# Drying/Wraping Motor



## bnowlin48 (Aug 10, 2011)

I'm the DYS sort of guy and I want to build my own rod wraping setup. What type of motors are available cheap out there. I've seen the drill setups and I would like to build something a little more permanant than that. Has anyone ever used an icecream freezer motor? Is all this just too much sugar for a dime? Should I just bight the bullet and go to FTU for a store bought. I've got the skills and the time. ??????????????

Chime in here guys!
bnowlin48


----------



## richg99 (Aug 21, 2004)

Never did it. But, I read that a barbecue grill rotisserie motor works well. Slow turns. You might want to Google for it. Rich


----------



## DGAustin (Jun 5, 2005)

Another option is the motor out of an old microwave that turns the heating plate.


----------



## Silverfox1 (Feb 21, 2007)

I get mine from Grainger, just got rid of 5 old ones I had.


----------



## pg542 (Oct 9, 2006)

Drying and wrapping motor are two different things. Drying motor is a low rpm motor used to keep a rod turning while the finish dries. A wrapping motor is a variable speed ( usually foot pedal operated) for running under wraps and once skilled enough, wrapping guides. For the price of a low rpm motor from somebody like Grainger, I wouldn't try to retrofit something else when the perfect setup is available under $50. As far as wrapping motors, they're available from them too. An old sewing machine motor with pedal makes a good wrapping motor. Chucks are available from almost any rodbuilders supply to hold the end of your blank/rod while turning. Just be sure the motors you choose have a 1/4" shaft.


----------



## Charlie2 (Aug 21, 2004)

*Drying Motor*

I have a 13 foot long rod dryer that I fabricated for long surf rods. I used a rotisserie motor from a BBQ grill and it has served me well for about 10+ years. It turns at the right speed.

I once built a wrapper powered by a sewing machine motor that likewise, served me for many moons. It now reposes in a box under my bench.

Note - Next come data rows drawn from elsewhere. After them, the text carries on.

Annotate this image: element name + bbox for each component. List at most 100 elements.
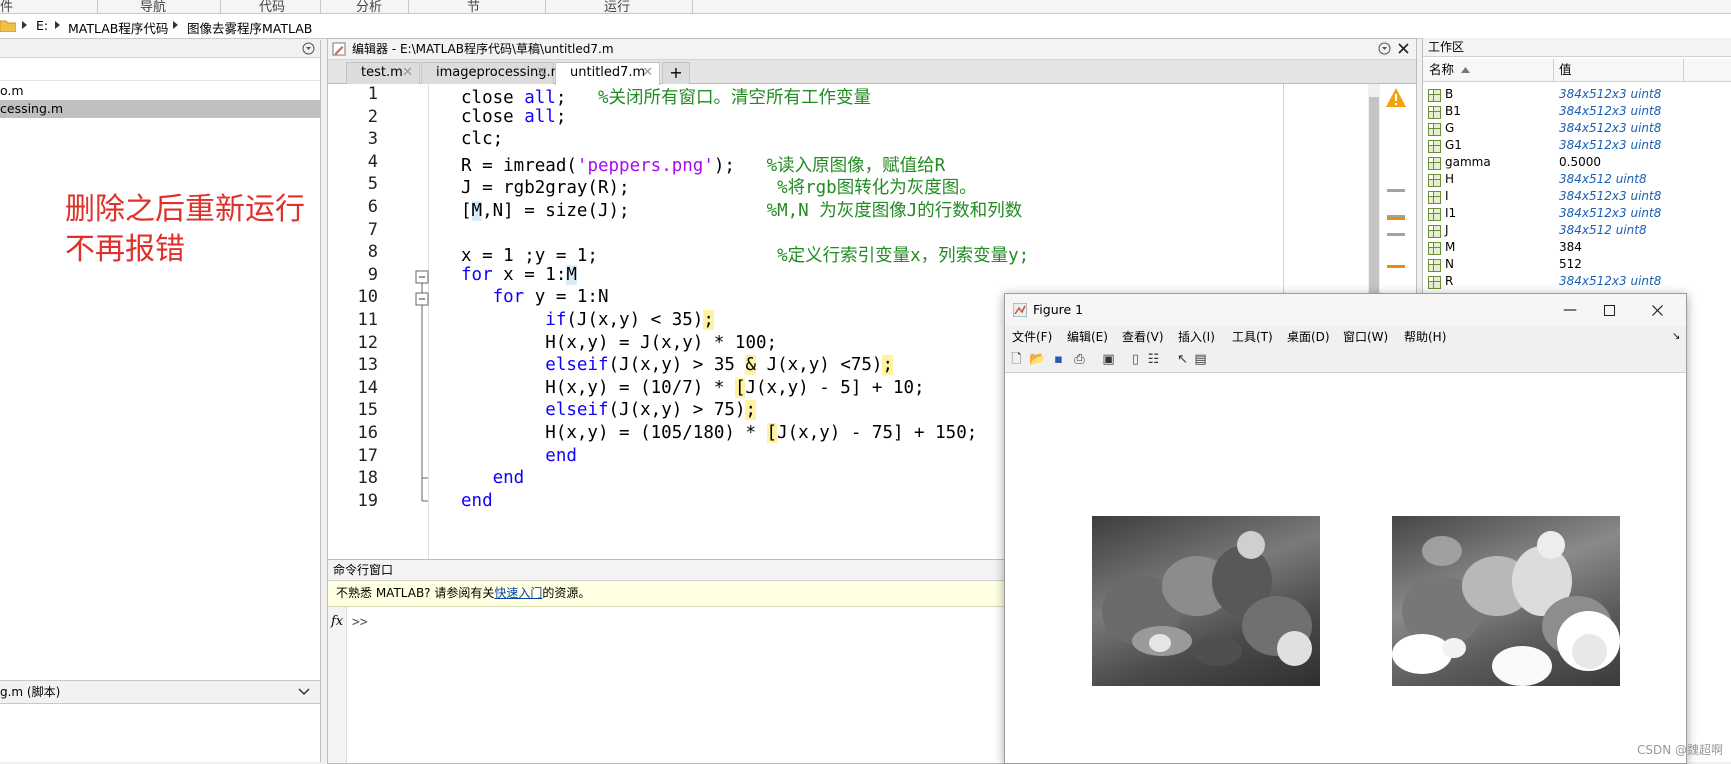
- command-window-title: 命令行窗口: [333, 563, 394, 577]
- close-icon[interactable]: ✕: [536, 63, 547, 83]
- tab-imageprocessing-m[interactable]: imageprocessing.m ✕: [421, 62, 563, 84]
- chevron-right-icon[interactable]: [22, 21, 27, 29]
- matrix-icon: [1428, 208, 1441, 221]
- figure-titlebar[interactable]: Figure 1 —: [1005, 294, 1686, 326]
- variable-name: N: [1445, 257, 1454, 271]
- chevron-right-icon[interactable]: [55, 21, 60, 29]
- workspace-row[interactable]: B 384x512x3 uint8: [1423, 86, 1731, 103]
- maximize-icon[interactable]: [1604, 305, 1615, 316]
- menu-tools[interactable]: 工具(T): [1232, 326, 1273, 348]
- menu-window[interactable]: 窗口(W): [1343, 326, 1388, 348]
- variable-name: B: [1445, 87, 1454, 101]
- annotation-note-line-1: 删除之后重新运行: [65, 192, 305, 227]
- tab-untitled7-m[interactable]: untitled7.m ✕: [555, 62, 660, 85]
- figure-canvas[interactable]: [1005, 373, 1686, 763]
- fx-icon[interactable]: fx: [331, 614, 343, 629]
- getting-started-link[interactable]: 快速入门: [494, 586, 542, 600]
- warning-icon[interactable]: [1385, 87, 1407, 109]
- panel-menu-icon[interactable]: [302, 42, 315, 55]
- editor-menu-icon[interactable]: [1378, 42, 1391, 55]
- toolstrip-ribbon: 件 导航 代码 分析 节 运行: [0, 0, 1731, 14]
- save-icon[interactable]: ▪: [1051, 352, 1066, 367]
- figure-toolbar: 🗋 📂 ▪ ⎙ ▣ ▯ ☷ ↖ ▤: [1005, 348, 1686, 373]
- variable-value: 384x512x3 uint8: [1559, 206, 1662, 220]
- property-inspector-icon[interactable]: ▤: [1193, 352, 1208, 367]
- workspace-row[interactable]: I 384x512x3 uint8: [1423, 188, 1731, 205]
- variable-value: 384x512x3 uint8: [1559, 104, 1662, 118]
- ribbon-section-file[interactable]: 件: [0, 0, 13, 13]
- open-file-icon[interactable]: 📂: [1029, 352, 1045, 367]
- matrix-icon: [1428, 276, 1441, 289]
- ribbon-section-navigate[interactable]: 导航: [140, 0, 166, 13]
- analyzer-marker[interactable]: [1387, 265, 1405, 268]
- insert-legend-icon[interactable]: ☷: [1146, 352, 1161, 367]
- ribbon-section-section[interactable]: 节: [467, 0, 480, 13]
- new-tab-button[interactable]: +: [662, 62, 690, 84]
- analyzer-marker[interactable]: [1387, 189, 1405, 192]
- menu-desktop[interactable]: 桌面(D): [1287, 326, 1330, 348]
- close-icon[interactable]: [1398, 43, 1409, 54]
- variable-value: 384x512x3 uint8: [1559, 189, 1662, 203]
- menu-edit[interactable]: 编辑(E): [1067, 326, 1108, 348]
- code-line: elseif(J(x,y) > 35 & J(x,y) <75);: [545, 355, 894, 376]
- tab-test-m[interactable]: test.m ✕: [346, 62, 420, 84]
- print-icon[interactable]: ⎙: [1072, 352, 1087, 367]
- chevron-right-icon[interactable]: [173, 21, 178, 29]
- code-line: x = 1 ;y = 1; %定义行索引变量x，列索变量y;: [461, 246, 1030, 267]
- file-list-item-selected[interactable]: cessing.m: [0, 100, 320, 118]
- ribbon-section-run[interactable]: 运行: [604, 0, 630, 13]
- variable-name: R: [1445, 274, 1454, 288]
- sort-ascending-icon[interactable]: [1461, 67, 1470, 73]
- details-panel-header[interactable]: g.m (脚本): [0, 680, 320, 704]
- new-figure-icon[interactable]: 🗋: [1009, 352, 1024, 367]
- tab-label: untitled7.m: [570, 65, 646, 80]
- workspace-row[interactable]: G1 384x512x3 uint8: [1423, 137, 1731, 154]
- edit-plot-arrow-icon[interactable]: ↖: [1175, 352, 1190, 367]
- close-icon[interactable]: ✕: [402, 63, 413, 83]
- code-fold-markers[interactable]: [415, 269, 431, 509]
- ribbon-section-analyze[interactable]: 分析: [356, 0, 382, 13]
- workspace-row[interactable]: R 384x512x3 uint8: [1423, 273, 1731, 290]
- current-folder-address-bar[interactable]: E: MATLAB程序代码 图像去雾程序MATLAB: [0, 14, 1731, 39]
- menu-help[interactable]: 帮助(H): [1404, 326, 1446, 348]
- menu-view[interactable]: 查看(V): [1122, 326, 1164, 348]
- ribbon-section-code[interactable]: 代码: [259, 0, 285, 13]
- insert-colorbar-icon[interactable]: ▯: [1128, 352, 1143, 367]
- link-plot-icon[interactable]: ▣: [1101, 352, 1116, 367]
- line-number: 16: [357, 423, 378, 443]
- workspace-row[interactable]: M 384: [1423, 239, 1731, 256]
- workspace-row[interactable]: J 384x512 uint8: [1423, 222, 1731, 239]
- line-number: 8: [367, 242, 378, 263]
- variable-value: 384x512x3 uint8: [1559, 274, 1662, 288]
- file-list-header: [0, 58, 320, 81]
- minimize-icon[interactable]: —: [1563, 294, 1577, 326]
- chevron-down-icon[interactable]: [298, 687, 310, 697]
- watermark: CSDN @魏超啊: [1636, 743, 1723, 757]
- analyzer-marker[interactable]: [1387, 233, 1405, 236]
- breadcrumb-drive[interactable]: E:: [36, 18, 48, 33]
- analyzer-marker[interactable]: [1387, 217, 1405, 220]
- breadcrumb-folder-1[interactable]: MATLAB程序代码: [68, 18, 168, 37]
- menu-insert[interactable]: 插入(I): [1178, 326, 1215, 348]
- close-icon[interactable]: [1652, 305, 1663, 316]
- menu-overflow-icon[interactable]: ↘: [1672, 326, 1680, 348]
- workspace-column-header[interactable]: 名称 值: [1423, 59, 1731, 82]
- workspace-row[interactable]: G 384x512x3 uint8: [1423, 120, 1731, 137]
- workspace-row[interactable]: gamma 0.5000: [1423, 154, 1731, 171]
- workspace-row[interactable]: B1 384x512x3 uint8: [1423, 103, 1731, 120]
- menu-file[interactable]: 文件(F): [1012, 326, 1052, 348]
- column-value[interactable]: 值: [1559, 59, 1572, 81]
- command-prompt[interactable]: >>: [352, 615, 368, 630]
- workspace-row[interactable]: N 512: [1423, 256, 1731, 273]
- editor-scrollbar-thumb[interactable]: [1369, 97, 1379, 297]
- close-icon[interactable]: ✕: [642, 63, 653, 83]
- column-name[interactable]: 名称: [1429, 59, 1454, 81]
- file-list-item[interactable]: o.m: [0, 82, 320, 100]
- code-line: J = rgb2gray(R); %将rgb图转化为灰度图。: [461, 178, 977, 199]
- workspace-row[interactable]: I1 384x512x3 uint8: [1423, 205, 1731, 222]
- breadcrumb-folder-2[interactable]: 图像去雾程序MATLAB: [187, 18, 312, 37]
- figure-menubar: 文件(F) 编辑(E) 查看(V) 插入(I) 工具(T) 桌面(D) 窗口(W…: [1005, 326, 1686, 348]
- file-name: o.m: [0, 83, 24, 98]
- code-line: if(J(x,y) < 35);: [545, 310, 714, 330]
- workspace-row[interactable]: H 384x512 uint8: [1423, 171, 1731, 188]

There are pictures on the internet where they built a chuck from PVC and screws. Of course; I can't locate it just now. Duh! C2


----------



## concan (Aug 10, 2009)

*dryer motor*

got mine off ebay and it's lasted a couple years of casual use.

Where are you located.


----------



## concan (Aug 10, 2009)

*dryer motor*

ops sorry see your in Huntsville. Was going to offer you the use of mine. fixing to have knees replaced and want have much time for the next few months.


----------



## Chunkn' Charlie (Dec 30, 2004)

I am fixing to sell a 4 rod dryer and a speed wrapper. I just have a few rods to finish then I will be done. I'll make you a deal


----------



## bnowlin48 (Aug 10, 2011)

Broke down and bought a drying motor @FTU. I'll build the rest and try to set my ShopSmith up with a foot control to shape handles and maybe even wrap eyes after these first two I bought blanks (etc) for ;-). Never could wait ;-(. I'll post the results when I'm finished. 
Bnowlin48


----------



## Chongo (May 24, 2004)

Mine is home made and been going strong for a long time.
Wrapping motor is a sewing machine motor with foot control I think they are/were like $40.00. The drying motor is a rotisserie motor. Just be a little creative and you can make a nice one that work very well.


----------